Pendant les années 1940 et 1950, la vie était difficile dans le sud de l'Italie. Luigi venait de passer trois terribles années comme prisonnier de guerre, de 1942 à 1945. Il avait fait du travail forcé et avait reçu très peu de nourriture, bien souvent que du pain et de l'eau. Il avait été témoin de nombreux bombardements, de la mort et de la destruction. Pendant cette période il n'a jamais été certain qu'il survivrait pour revoir sa famille. Il a cependant survécu et il a pu retourner dans son petit village de Chiesanuova, près de Gallipoli, dans la région sud-italienne de Pouille. Après avoir subi aux horreurs de la guerre, il était déterminé à bâtir sa vie. Il venait d'une famille d'agriculteurs et a donc commencé à planter des cultures afin d'essayer de s'établir et de fonder sa propre famille. Son sens de l'idéalisme lui était revenu.
Il a renoué avec ses amis d'enfance et ils se rendaient souvent dans le village voisin de Sannicola. Lors d'une promenade, il a vu une jeune femme qui faisait de la broderie assise à l'extérieur de sa maison, comme c'était la coutume à l'époque. Letizia, comme l'appelaient les membres de sa famille et ses amis, était fougueuse, pleine de vie et de sourires. Luigi a donc rapidement commencé à lui faire la cour, ce qui impliquait de lui rendre visite à la maison et de s'asseoir avec elle et son père à la table familiale. Il n'a été autorisé à rester que jusqu'à ce que les cloches de l'église sonnent les 20 heures. On lui a ensuite demandé de partir.
Comme Luigi devait s'établir et être en mesure de subvenir aux besoins d'une épouse et d'une famille, ils n'ont pas pu se marier avant bien des années.
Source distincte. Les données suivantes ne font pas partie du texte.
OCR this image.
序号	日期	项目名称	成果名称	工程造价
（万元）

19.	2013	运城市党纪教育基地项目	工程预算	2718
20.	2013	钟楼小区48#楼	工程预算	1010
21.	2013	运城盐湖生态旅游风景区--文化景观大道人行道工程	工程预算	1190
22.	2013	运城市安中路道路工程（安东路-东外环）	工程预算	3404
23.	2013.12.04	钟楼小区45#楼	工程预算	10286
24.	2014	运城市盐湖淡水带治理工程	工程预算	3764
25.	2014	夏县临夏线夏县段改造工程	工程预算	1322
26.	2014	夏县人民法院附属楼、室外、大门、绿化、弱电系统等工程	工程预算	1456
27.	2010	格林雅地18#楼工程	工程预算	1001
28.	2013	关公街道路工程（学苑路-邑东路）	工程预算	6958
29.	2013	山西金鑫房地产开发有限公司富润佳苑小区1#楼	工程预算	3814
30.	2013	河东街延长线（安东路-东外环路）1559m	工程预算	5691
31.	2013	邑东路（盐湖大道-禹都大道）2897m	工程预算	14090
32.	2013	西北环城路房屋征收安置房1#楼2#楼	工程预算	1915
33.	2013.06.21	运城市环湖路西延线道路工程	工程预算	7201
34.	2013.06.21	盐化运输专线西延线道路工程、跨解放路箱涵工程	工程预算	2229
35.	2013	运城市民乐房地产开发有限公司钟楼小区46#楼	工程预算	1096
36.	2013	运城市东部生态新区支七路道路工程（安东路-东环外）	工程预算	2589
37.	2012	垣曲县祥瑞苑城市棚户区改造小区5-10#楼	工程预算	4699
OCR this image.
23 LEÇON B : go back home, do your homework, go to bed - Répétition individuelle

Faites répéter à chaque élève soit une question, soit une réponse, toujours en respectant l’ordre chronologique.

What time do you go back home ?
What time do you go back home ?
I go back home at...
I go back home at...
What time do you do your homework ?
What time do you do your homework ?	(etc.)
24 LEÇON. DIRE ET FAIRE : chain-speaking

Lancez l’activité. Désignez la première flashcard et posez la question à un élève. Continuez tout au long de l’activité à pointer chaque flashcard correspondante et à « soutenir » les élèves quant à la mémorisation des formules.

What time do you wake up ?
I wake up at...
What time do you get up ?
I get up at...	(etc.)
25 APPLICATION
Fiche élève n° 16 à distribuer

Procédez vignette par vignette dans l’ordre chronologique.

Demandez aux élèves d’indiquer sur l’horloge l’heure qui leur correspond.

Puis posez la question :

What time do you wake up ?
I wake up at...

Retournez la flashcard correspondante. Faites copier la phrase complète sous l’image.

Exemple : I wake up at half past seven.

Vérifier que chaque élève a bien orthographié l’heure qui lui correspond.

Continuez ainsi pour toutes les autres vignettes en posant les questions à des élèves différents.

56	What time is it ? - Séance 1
C'est ainsi que commença une période d'espoir et de désespoir, sept années à planter vigoureusement et à préparer des sillons. Il a planté des poivrons, des câpres, des raisins, des oliviers et des figuiers et même du tabac, mais sans succès. Ces années n'ont pas donné de bonnes récoltes. Après avoir aidé sa mère, son père et son petit frère, il ne lui en restait jamais assez pour avancer dans la vie.
Sa fiancée et lui ont ensuite pris une décision qui a changé sa vie à jamais.
Sa sœur Iolanda habitait déjà dans la ville canadienne d'Ottawa avec son mari et sa fille. Elle envoyait des lettres qui parlaient d'une vie de possibilités et d'espoir. Luigi a accepté son offre de commandite afin de pouvoir émigrer au Canada et en 1954, il commençait ses préparatifs de départ.
Luigi et Letizia se sont mariés le 11 mars 1954. Il est parti presque aussitôt, c'est-à-dire le 14 mars. Letizia est restée au pays et a attendu que Luigi soit au Canada et qu'il parvienne à épargner suffisamment d'argent pour venir la chercher.
Luigi a commencé le voyage de sa vie avec le cœur lourd, mais plein d'espoir.
Il a pris le train jusqu'à Naples en compagnie de son père et d'un ami. À bord du train, s'éloignant de plus en plus de sa maison, il laissait derrière lui sa terre près de la mer Méditerranée, les plages de sable blanc, les oliveraies, les vignobles et les maisons de pierres blanchies à la chaux où ses ancêtres avaient habité pendant des centaines et des centaines d'années. L'endroit où il habitait était appelé la terre du « soleil, du vent et de la mer ». Il s'est dit qu'il travaillerait, qu'il ferait venir son épouse, qu'ils travailleraient pendant un certain temps, puis qu'ils retourneraient vers leur terre bien aimée.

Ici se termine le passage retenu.